The poems in this book are, as I mentioned, generally formal. But while they are by no account elitist (as I hope I’ve shown), they do exhibit much of the precision and delicacy that is often used to discredit formal verse. Espaillat acknowledges as much in several poems. For example, “For Evan, Who Says I Am Too Tidy,” is on the surface a defense of ordinary neatness and organization; but it is also a defense of Espaillat’s poetic sensibility. “Tidy’s been blamed for everything we suffer,” and “tidy seldom goes where genius goes.” Ultimately, though, she embraces the label, noting that a solid consistency, and the commonplace tasks that consume our daily lives, is what connects us all. As with most formalists, Espaillat seems well aware of her tradition, and her debts are well acknowledged–directly through epigraphs or with a stylistic wink and nod. Several poems carry epigraphs from Dickinson, while others (including the introductory poem) are written in a style suggestive of Dickinson’s work. Others, such as “Poetry Reading” and the final “‘Why Publish?’” are reminiscent of the apologias of Herrick and the Cavaliers. I’m sure you can find echoes of Wilbur in there, too, if you look for it.

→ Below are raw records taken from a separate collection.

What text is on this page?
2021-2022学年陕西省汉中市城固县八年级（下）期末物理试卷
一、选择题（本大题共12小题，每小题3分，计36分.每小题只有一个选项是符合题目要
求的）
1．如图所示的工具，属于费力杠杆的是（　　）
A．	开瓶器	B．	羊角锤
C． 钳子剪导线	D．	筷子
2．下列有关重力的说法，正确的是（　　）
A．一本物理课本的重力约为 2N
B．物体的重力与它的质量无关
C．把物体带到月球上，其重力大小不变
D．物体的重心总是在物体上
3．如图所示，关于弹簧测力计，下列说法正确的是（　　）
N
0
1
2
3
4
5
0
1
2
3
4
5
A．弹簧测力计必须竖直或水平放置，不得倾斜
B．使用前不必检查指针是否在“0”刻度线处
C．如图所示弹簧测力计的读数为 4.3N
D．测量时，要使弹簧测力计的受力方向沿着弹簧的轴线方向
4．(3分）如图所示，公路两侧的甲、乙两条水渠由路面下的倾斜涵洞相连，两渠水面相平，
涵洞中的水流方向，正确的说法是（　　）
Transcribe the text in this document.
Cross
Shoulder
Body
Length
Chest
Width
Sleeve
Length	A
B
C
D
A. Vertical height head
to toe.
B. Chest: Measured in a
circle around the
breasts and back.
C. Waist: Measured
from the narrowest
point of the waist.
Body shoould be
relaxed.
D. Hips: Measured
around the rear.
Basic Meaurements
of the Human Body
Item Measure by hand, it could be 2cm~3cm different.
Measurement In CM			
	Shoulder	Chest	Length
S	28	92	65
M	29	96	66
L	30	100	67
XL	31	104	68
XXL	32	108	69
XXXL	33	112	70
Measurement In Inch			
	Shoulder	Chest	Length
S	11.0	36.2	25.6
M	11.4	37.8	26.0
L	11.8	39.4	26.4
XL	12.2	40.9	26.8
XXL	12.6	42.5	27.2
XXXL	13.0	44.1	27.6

One final note. Where Horizons Go won the 1998 T.S. Eliot Prize from Truman State. Espaillat was born in 1932, according to the bio on the fly sheet. That means she was more than 65 when it was published (there is a delightful poem about being 65 years old, but I can’t say for sure that the speaker is the poet in this case). The book bio says nothing about an earlier book, though I did find mention of another one published in 1992, though it seems rather obscure. In any case, this arguably marked her debut into the broader poetry community. I find it remarkable, and encouraging, that she was just hitting her stride after six decades. Perhaps that’s why many of these poems speak with such unruffled wisdom and compassion. I hope I can achieve the same in my time.